The NY Daily News article relies heavily on the usage of blonde jokes to get its point across. Even the picture associated with the article is captioned, “This woman may or may not be a little ditzy, but scientists have proven that it isn’t simply a result of her hair color.” The main message here is: never pose for stock photos if you are blonde or else your face may be used by a lazy science “journalist” to make bad jokes.
By the way, the paper does not actually discuss redheads not having a “fiery” gene, so that one is still totally up in the air. Get on that, scientists! Hey, while you’re in the lab, can you also tell me if the carpet matches the curtains?
Before you say “The NY Daily News is a tabloid!” you should know that The Telegraph reported this with basically the same headline:
The Telegraph‘s article is better than NY Daily News, but the fact that this passes for science journalism is ridiculous:
But blondes should take heart. Scientists have discovered that hair colour is determined by a single letter of the genetic code – and it is completely unrelated to any other inherited trait.
It means that being blonde has no link to either intelligence or being gregarious.
I would be surprised if the actual research paper touched on the personality or “ditziness” of the mice.
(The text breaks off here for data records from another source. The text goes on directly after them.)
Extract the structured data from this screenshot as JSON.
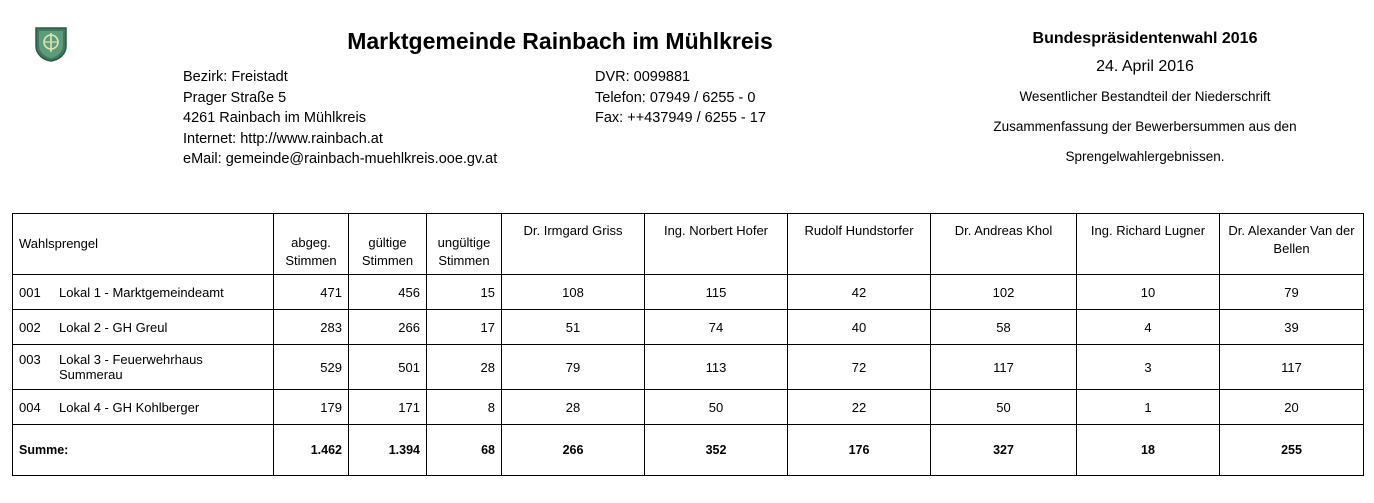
{
  "header": {
    "title": "Marktgemeinde Rainbach im Mühlkreis",
    "crest_icon": "municipal-crest",
    "address_lines": [
      "Bezirk: Freistadt",
      "Prager Straße 5",
      "4261 Rainbach im Mühlkreis",
      "Internet: http://www.rainbach.at",
      "eMail: gemeinde@rainbach-muehlkreis.ooe.gv.at"
    ],
    "contact_lines": [
      "DVR: 0099881",
      "Telefon: 07949 / 6255 - 0",
      "Fax: ++437949 / 6255 - 17"
    ]
  },
  "election": {
    "title": "Bundespräsidentenwahl 2016",
    "date": "24. April 2016",
    "line1": "Wesentlicher Bestandteil der Niederschrift",
    "line2": "Zusammenfassung der Bewerbersummen aus den",
    "line3": "Sprengelwahlergebnissen."
  },
  "table": {
    "headers": {
      "sprengel": "Wahlsprengel",
      "abgeg": "abgeg. Stimmen",
      "gueltige": "gültige Stimmen",
      "ungueltige": "ungültige Stimmen"
    },
    "candidates": [
      "Dr. Irmgard Griss",
      "Ing. Norbert Hofer",
      "Rudolf Hundstorfer",
      "Dr. Andreas Khol",
      "Ing. Richard Lugner",
      "Dr. Alexander Van der Bellen"
    ],
    "rows": [
      {
        "no": "001",
        "name": "Lokal 1 - Marktgemeindeamt",
        "abgeg": "471",
        "gueltige": "456",
        "ungueltige": "15",
        "votes": [
          "108",
          "115",
          "42",
          "102",
          "10",
          "79"
        ]
      },
      {
        "no": "002",
        "name": "Lokal 2 - GH Greul",
        "abgeg": "283",
        "gueltige": "266",
        "ungueltige": "17",
        "votes": [
          "51",
          "74",
          "40",
          "58",
          "4",
          "39"
        ]
      },
      {
        "no": "003",
        "name": "Lokal 3 - Feuerwehrhaus Summerau",
        "abgeg": "529",
        "gueltige": "501",
        "ungueltige": "28",
        "votes": [
          "79",
          "113",
          "72",
          "117",
          "3",
          "117"
        ]
      },
      {
        "no": "004",
        "name": "Lokal 4 - GH Kohlberger",
        "abgeg": "179",
        "gueltige": "171",
        "ungueltige": "8",
        "votes": [
          "28",
          "50",
          "22",
          "50",
          "1",
          "20"
        ]
      }
    ],
    "sum": {
      "label": "Summe:",
      "abgeg": "1.462",
      "gueltige": "1.394",
      "ungueltige": "68",
      "votes": [
        "266",
        "352",
        "176",
        "327",
        "18",
        "255"
      ]
    }
  }
}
Generally, scientists are more concerned that futzing with genes will result in birth defects or other mutations not conducive to life, not necessarily how a mouse would perform in pub trivia.
Before I pass all the blame to the “science” journalists, I was reading through the (mostly very good) press release and found this at the end:
[Dr. Kingsley] added: “It’s clear that this hair color change is occurring through a regulatory mechanism that operates only in the hair. This isn’t something that also affects other traits, like intelligence or personality. The change that causes blond hair is, literally, only skin deep.”
(Emphasis mine.) Gee, why would you even mention that hair color doesn’t affect two random traits like intelligence or personality? Because of blonde jokes? Seriously? No wonder the science journalists went in that direction, even the damn researcher can’t stop himself from making a blonde joke reference. I get it, he was probably trying to make the findings more relatable to the general public. And people who write press releases want to make them “sexy” so that people will read them. But researchers need to understand that even offhand comments can affect what some journalists choose to report on. Instead of going over the more interesting parts of the paper, the articles quoted above went in a “blondes aren’t ditzy!” direction. (I want to note that not all science journalists went in this direction, thank goodness.)
Now that we have scientifically “proven” that blondes aren’t ditzy, will scientists answer questions like: do blondes actually have more fun? Do gentlemen prefer them? Are women genetically inclined to like shoes? If researchers even come close to answering these burning questions, you can bet that the best and brightest science journalists will be there to report on it.